Bearman competed in the FIA Formula 3 Championship in 2022 with Prema Racing alongside Jak Crawford and Arthur Leclerc. After an incident-laden start in Bahrain and a difficult Imola — where a late-race collision cost him multiple places — Bearman found consistent form from Silverstone onwards. A first feature race podium came at Silverstone, followed by podiums in Austria and Hungary. He claimed his first Formula 3 victory in a wet sprint race at Spa-Francorchamps, then continued to add podiums into the finale at Monza, finishing with a second place in the feature race. Bearman ended the season third in the standings with 132 points and one win — seven points behind champion Victor Martins — despite losing points to avoidable incidents he later acknowledged. He also competed in the GB3 Championship with Fortec Motorsports earlier in 2021, winning a race at Snetterton.
Bearman drove for Prema Racing in Formula 2, partnering Frederik Vesti. After a mixed opening, he claimed a headline win at Baku — capitalising on a multi-car pile-up to inherit the lead and win — becoming the second-youngest race winner in Formula 2 history. The following day he won the feature race too, joining a small group of drivers to complete the sprint-feature double as a rookie. Further wins at Barcelona and Monza gave Bearman four victories for the season, and he ended sixth in the standings with 130 points, helping Prema to second in the teams' championship.

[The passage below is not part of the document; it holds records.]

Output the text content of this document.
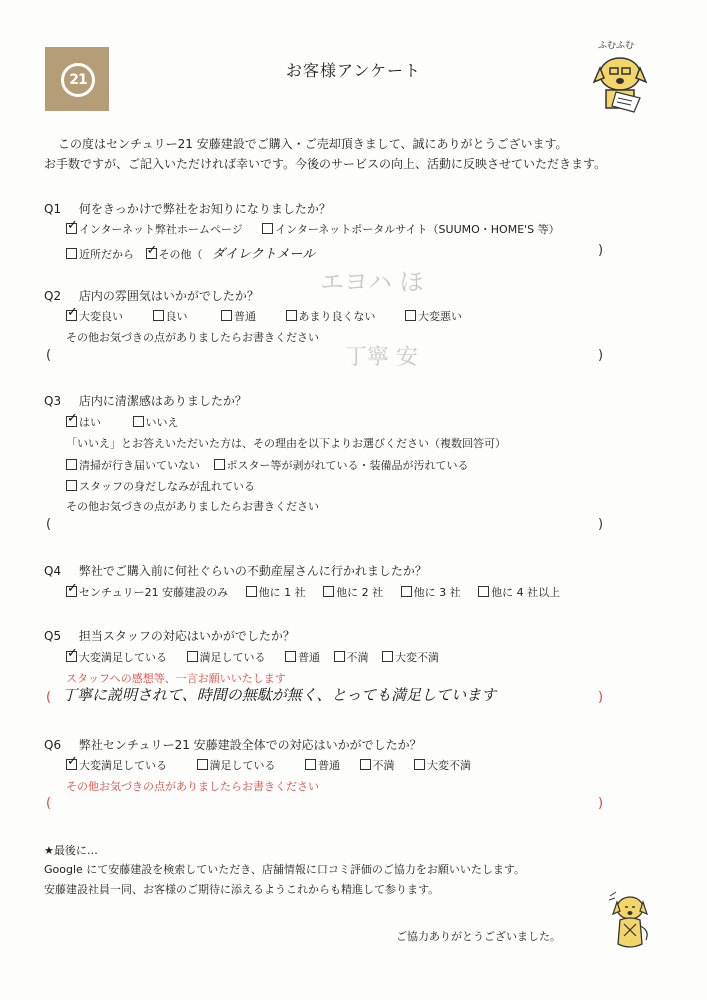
21	お客様アンケート
ふむふむ
この度はセンチュリー21 安藤建設でご購入・ご売却頂きまして、誠にありがとうございます。
お手数ですが、ご記入いただければ幸いです。今後のサービスの向上、活動に反映させていただきます。
エヨハ ほ
丁寧 安
Q1 何をきっかけで弊社をお知りになりましたか？
✓ インターネット弊社ホームページ	インターネットポータルサイト（SUUMO・HOME'S 等）
近所だから ✓ その他（ ダイレクトメール	)
Q2 店内の雰囲気はいかがでしたか？
✓ 大変良い	良い	普通	あまり良くない	大変悪い
その他お気づきの点がありましたらお書きください
(	)
Q3 店内に清潔感はありましたか？
✓ はい	いいえ
「いいえ」とお答えいただいた方は、その理由を以下よりお選びください（複数回答可）
清掃が行き届いていない ポスター等が剥がれている・装備品が汚れている
スタッフの身だしなみが乱れている
その他お気づきの点がありましたらお書きください
(	)
Q4 弊社でご購入前に何社ぐらいの不動産屋さんに行かれましたか？
✓ センチュリー21 安藤建設のみ	他に 1 社	他に 2 社	他に 3 社	他に 4 社以上
Q5 担当スタッフの対応はいかがでしたか？
✓ 大変満足している	満足している	普通 不満 大変不満
スタッフへの感想等、一言お願いいたします
( 丁寧に説明されて、時間の無駄が無く、とっても満足しています	)
Q6 弊社センチュリー21 安藤建設全体での対応はいかがでしたか？
✓ 大変満足している	満足している	普通	不満	大変不満
その他お気づきの点がありましたらお書きください
(	)
★最後に…
Google にて安藤建設を検索していただき、店舗情報に口コミ評価のご協力をお願いいたします。
安藤建設社員一同、お客様のご期待に添えるようこれからも精進して参ります。
ご協力ありがとうございました。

Bearman remained with Prema alongside Andrea Kimi Antonelli. The season was disrupted by his mid-season Formula 1 appearances for Ferrari (Saudi Arabia) and Haas (Azerbaijan, São Paulo). Despite losing rounds to these commitments, he still claimed wins at Austria and Monza, finishing twelfth in the standings with 75 points.
Named as Ferrari reserve driver in January 2024, Bearman made his Formula 1 debut at the Saudi Arabian Grand Prix after Carlos Sainz Jr. was withdrawn with appendicitis following qualifying. Starting eleventh, he held off Lando Norris and Lewis Hamilton in the closing laps to finish seventh and claim points on debut, at eighteen becoming both the youngest-ever Ferrari driver and — at that time — the youngest driver to score points on debut in Formula One. He was voted Driver of the Day by fans and received widespread praise from drivers and team personnel.
Bearman subsequently deputised for a suspended Kevin Magnussen at Haas in Azerbaijan (finishing tenth) and for an ill Magnussen again at the São Paulo Grand Prix. He became the first driver in history to score points for two different teams in his first two race starts.
Bearman joined Haas full-time for 2025 alongside Esteban Ocon. The season was marked by points finishes at China, Japan, Bahrain, Belgium, the Netherlands, Singapore, United States, Mexico, Brazil, and Las Vegas, with a standout fourth place at the Mexico City Grand Prix — the joint-highest finish ever by a Haas driver. He remained at Haas into 2026, finishing fifth at the Chinese Grand Prix early in the season.
Bearman's emergence — dual F4 champion at sixteen, F3 podium finisher, four Formula 2 victories, then a debut seventh for Ferrari on less than two days' notice — represents one of the more remarkable junior-to-senior transitions in recent Formula 1 history. His ability to score points for two different teams in his first two race starts remains unique in the sport.